More specifically, say $X_1, \cdots, X_n\in\mathbb{R}$ are random variables generated following a sample distribution $f(X)$, and we are interested in finding the expected value of these samples $\mu_g = {\bf E}_g[X]$ under a different distribution $g(X)$. Define the importance sampling ratio to be $w_k = \frac{g(X_k)}{f(X_k)}$, which is always nonnegative. Then $\mu_g$ can be estimated using the weighted importance sampling (WIS) estimator, which is defined as follows:

$v_n = \frac{\sum_{i=1}^n w_i X_i}{\sum_{k=1}^n w_k} = \sum_{i=1}^n w_i^* X_i $,

where

$w_i^* = \frac{w_i}{\sum_{k=1}^n w_k}\le 1$.

Now, let us consider that $|X|<C$, where $C$ is a positive constant value.
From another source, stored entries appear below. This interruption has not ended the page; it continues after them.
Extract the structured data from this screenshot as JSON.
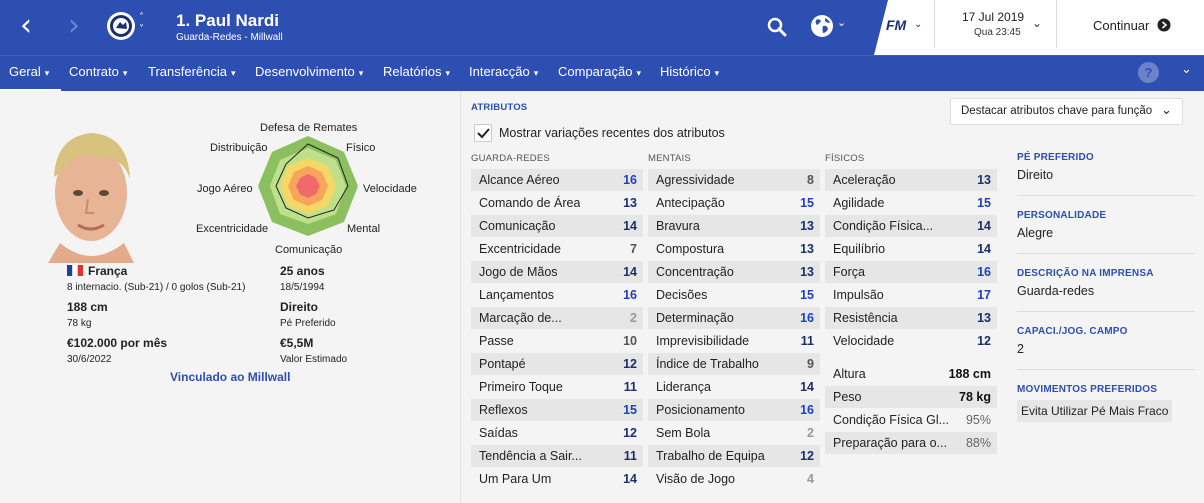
{
  "header": {
    "player_title": "1. Paul Nardi",
    "subtitle": "Guarda-Redes - Millwall",
    "fm_logo": "FM",
    "date": "17 Jul 2019",
    "day_time": "Qua 23:45",
    "continue_label": "Continuar",
    "accent": "#2d4fb1"
  },
  "tabs": [
    {
      "label": "Geral"
    },
    {
      "label": "Contrato"
    },
    {
      "label": "Transferência"
    },
    {
      "label": "Desenvolvimento"
    },
    {
      "label": "Relatórios"
    },
    {
      "label": "Interacção"
    },
    {
      "label": "Comparação"
    },
    {
      "label": "Histórico"
    }
  ],
  "help_label": "?",
  "radar": {
    "labels": [
      "Defesa de Remates",
      "Físico",
      "Velocidade",
      "Mental",
      "Comunicação",
      "Excentricidade",
      "Jogo Aéreo",
      "Distribuição"
    ]
  },
  "profile": {
    "nationality": "França",
    "caps": "8 internacio. (Sub-21) / 0 golos (Sub-21)",
    "age": "25 anos",
    "dob": "18/5/1994",
    "height": "188 cm",
    "weight": "78 kg",
    "foot": "Direito",
    "foot_label": "Pé Preferido",
    "wage": "€102.000 por mês",
    "contract_end": "30/6/2022",
    "value": "€5,5M",
    "value_label": "Valor Estimado",
    "linked": "Vinculado ao Millwall"
  },
  "attributes": {
    "title": "ATRIBUTOS",
    "highlight_dropdown": "Destacar atributos chave para função",
    "show_changes_label": "Mostrar variações recentes dos atributos",
    "show_changes_checked": true,
    "goalkeeping_title": "GUARDA-REDES",
    "mental_title": "MENTAIS",
    "physical_title": "FÍSICOS",
    "goalkeeping": [
      {
        "name": "Alcance Aéreo",
        "value": "16"
      },
      {
        "name": "Comando de Área",
        "value": "13"
      },
      {
        "name": "Comunicação",
        "value": "14"
      },
      {
        "name": "Excentricidade",
        "value": "7"
      },
      {
        "name": "Jogo de Mãos",
        "value": "14"
      },
      {
        "name": "Lançamentos",
        "value": "16"
      },
      {
        "name": "Marcação de...",
        "value": "2"
      },
      {
        "name": "Passe",
        "value": "10"
      },
      {
        "name": "Pontapé",
        "value": "12"
      },
      {
        "name": "Primeiro Toque",
        "value": "11"
      },
      {
        "name": "Reflexos",
        "value": "15"
      },
      {
        "name": "Saídas",
        "value": "12"
      },
      {
        "name": "Tendência a Sair...",
        "value": "11"
      },
      {
        "name": "Um Para Um",
        "value": "14"
      }
    ],
    "mental": [
      {
        "name": "Agressividade",
        "value": "8"
      },
      {
        "name": "Antecipação",
        "value": "15"
      },
      {
        "name": "Bravura",
        "value": "13"
      },
      {
        "name": "Compostura",
        "value": "13"
      },
      {
        "name": "Concentração",
        "value": "13"
      },
      {
        "name": "Decisões",
        "value": "15"
      },
      {
        "name": "Determinação",
        "value": "16"
      },
      {
        "name": "Imprevisibilidade",
        "value": "11"
      },
      {
        "name": "Índice de Trabalho",
        "value": "9"
      },
      {
        "name": "Liderança",
        "value": "14"
      },
      {
        "name": "Posicionamento",
        "value": "16"
      },
      {
        "name": "Sem Bola",
        "value": "2"
      },
      {
        "name": "Trabalho de Equipa",
        "value": "12"
      },
      {
        "name": "Visão de Jogo",
        "value": "4"
      }
    ],
    "physical": [
      {
        "name": "Aceleração",
        "value": "13"
      },
      {
        "name": "Agilidade",
        "value": "15"
      },
      {
        "name": "Condição Física...",
        "value": "14"
      },
      {
        "name": "Equilíbrio",
        "value": "14"
      },
      {
        "name": "Força",
        "value": "16"
      },
      {
        "name": "Impulsão",
        "value": "17"
      },
      {
        "name": "Resistência",
        "value": "13"
      },
      {
        "name": "Velocidade",
        "value": "12"
      }
    ],
    "physical_extra": [
      {
        "name": "Altura",
        "value": "188 cm"
      },
      {
        "name": "Peso",
        "value": "78 kg"
      },
      {
        "name": "Condição Física Gl...",
        "value": "95%"
      },
      {
        "name": "Preparação para o...",
        "value": "88%"
      }
    ]
  },
  "side": {
    "foot_title": "PÉ PREFERIDO",
    "foot_value": "Direito",
    "personality_title": "PERSONALIDADE",
    "personality_value": "Alegre",
    "press_title": "DESCRIÇÃO NA IMPRENSA",
    "press_value": "Guarda-redes",
    "capacity_title": "CAPACI./JOG. CAMPO",
    "capacity_value": "2",
    "moves_title": "MOVIMENTOS PREFERIDOS",
    "moves_value": "Evita Utilizar Pé Mais Fraco"
  }
}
Then can we show that ${\bf Var}_l[v_n]$ is bounded, perhaps by showing that $v_n$ is bounded?

I tried to show $v_n$ is bounded. Here is my attempt:

$|v_n| = |\sum_{i=1}^n w_i^* X_i|\le \sum_{i=1}^n |w_i^* X_i| \le C\sum_{i=1}^n |w_i^*| = C\sum_{i=1}^n w_i^* = C$.

I am wondering if you can help me find a mistake in my argument.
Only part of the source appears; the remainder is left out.